We’ve seen it often enough; you’re out bird watching, looking at the deserted trees and bushes and wondering where all the birds are. Suddenly, they are upon you, lots of them, making it next to impossible to follow them all. It’s a foraging flock. But what is a foraging flock?

These congregations of several different species, often insectivorous, occur where there is an abundance of food. There has to be a ‘nuclear’ species as a basis for the flock’s hierarchy; with this species being central to the flock’s formation and movement.

Attendants come next. Attendant species often don’t join in on the activities until the flock’s activities enter their territory.  Titmice and chickadees often fill the roles of a ‘nuclear’ (‘core’) species in North America and are soon followed by nuthatches, creepers, woodpeckers, kinglets and New World warblers all of which are insect-eating birds. These flocks are seen mostly in the non-breeding season when birds come out of the secrecy of breeding and raising a family.

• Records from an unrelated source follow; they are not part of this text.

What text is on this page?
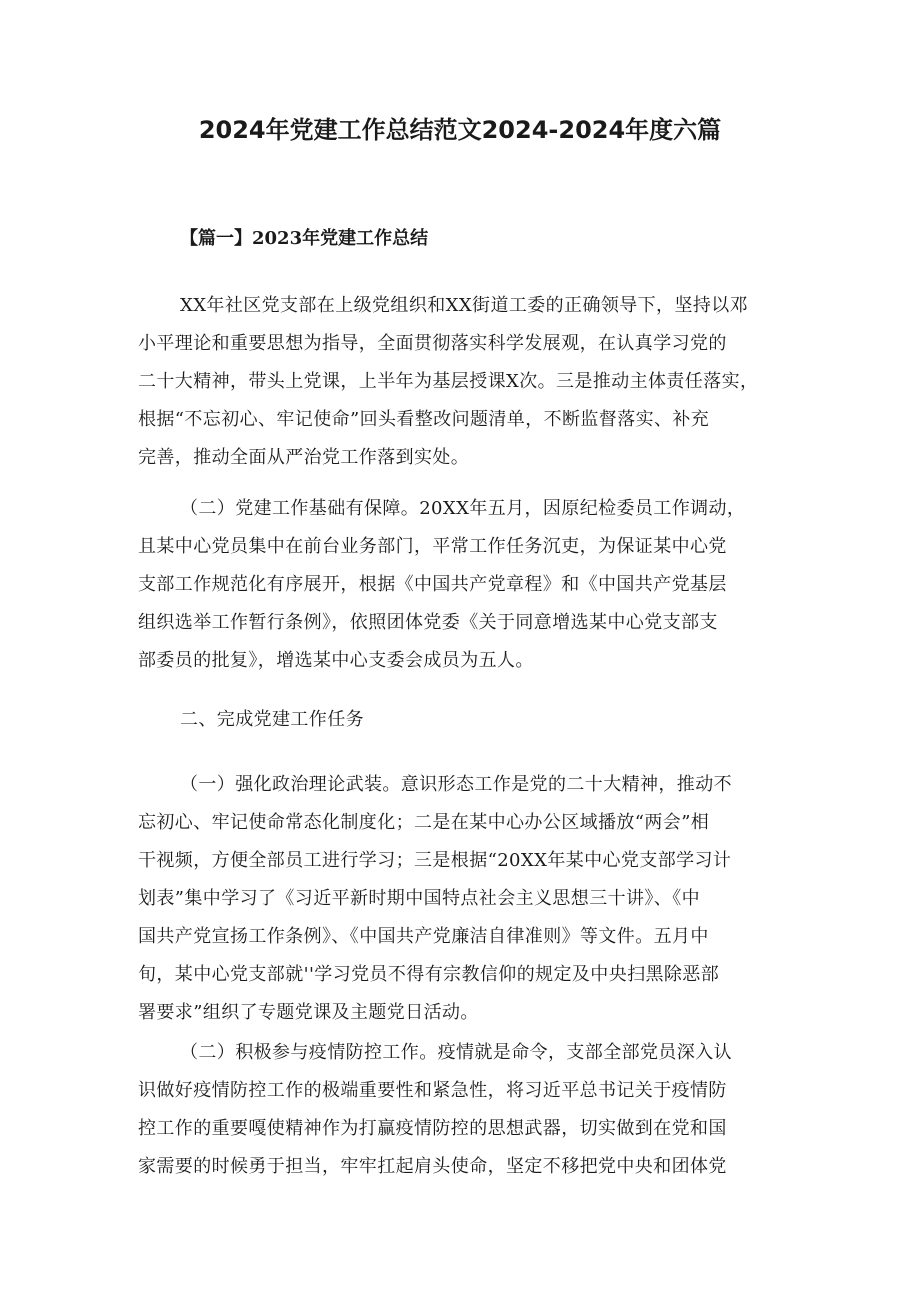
2024年党建工作总结范文2024-2024年度六篇
【篇一】2023年党建工作总结

XX年社区党支部在上级党组织和XX街道工委的正确领导下，坚持以邓
小平理论和重要思想为指导，全面贯彻落实科学发展观，在认真学习党的
二十大精神，带头上党课，上半年为基层授课X次。三是推动主体责任落实，
根据“不忘初心、牢记使命”回头看整改问题清单，不断监督落实、补充
完善，推动全面从严治党工作落到实处。

（二）党建工作基础有保障。20XX年五月，因原纪检委员工作调动，
且某中心党员集中在前台业务部门，平常工作任务沉吏，为保证某中心党
支部工作规范化有序展开，根据《中国共产党章程》和《中国共产党基层
组织选举工作暂行条例》，依照团体党委《关于同意增选某中心党支部支
部委员的批复》，增选某中心支委会成员为五人。

二、完成党建工作任务

（一）强化政治理论武装。意识形态工作是党的二十大精神，推动不
忘初心、牢记使命常态化制度化；二是在某中心办公区域播放“两会”相
干视频，方便全部员工进行学习；三是根据“20XX年某中心党支部学习计
划表”集中学习了《习近平新时期中国特点社会主义思想三十讲》、《中
国共产党宣扬工作条例》、《中国共产党廉洁自律准则》等文件。五月中
旬，某中心党支部就''学习党员不得有宗教信仰的规定及中央扫黑除恶部
署要求”组织了专题党课及主题党日活动。

（二）积极参与疫情防控工作。疫情就是命令，支部全部党员深入认
识做好疫情防控工作的极端重要性和紧急性，将习近平总书记关于疫情防
控工作的重要嘎使精神作为打赢疫情防控的思想武器，切实做到在党和国
家需要的时候勇于担当，牢牢扛起肩头使命，坚定不移把党中央和团体党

Downy Woodpeckers use chickadees as sentinels in the foraging flocks

The benefits are great for birds in these flocks, namely; the increased vigilance by more eyes, lowering the risk of predation. There could also be a rise in feeding efficiency; as bugs flee from one bird, they head right into the beak of another. Feeding together heightens the chance that someone will locate a rich feeding patch and birds benefit from the different abilities, such as a woodpecker’s strong beak.

Chickadees often act the part of the ‘nuclear’ species

Nuthatches will often join in on the action of feeding flocks.

But there are costs as well, for example, kleptoparasitism, or parasitism by theft. This is when one more aggressive bird, steals the food caught by another bird. The costs, however, are often outweighed by the more advantageous benefits.

Well, birds of a feather don’t always flock together, but they sure know who to flock with!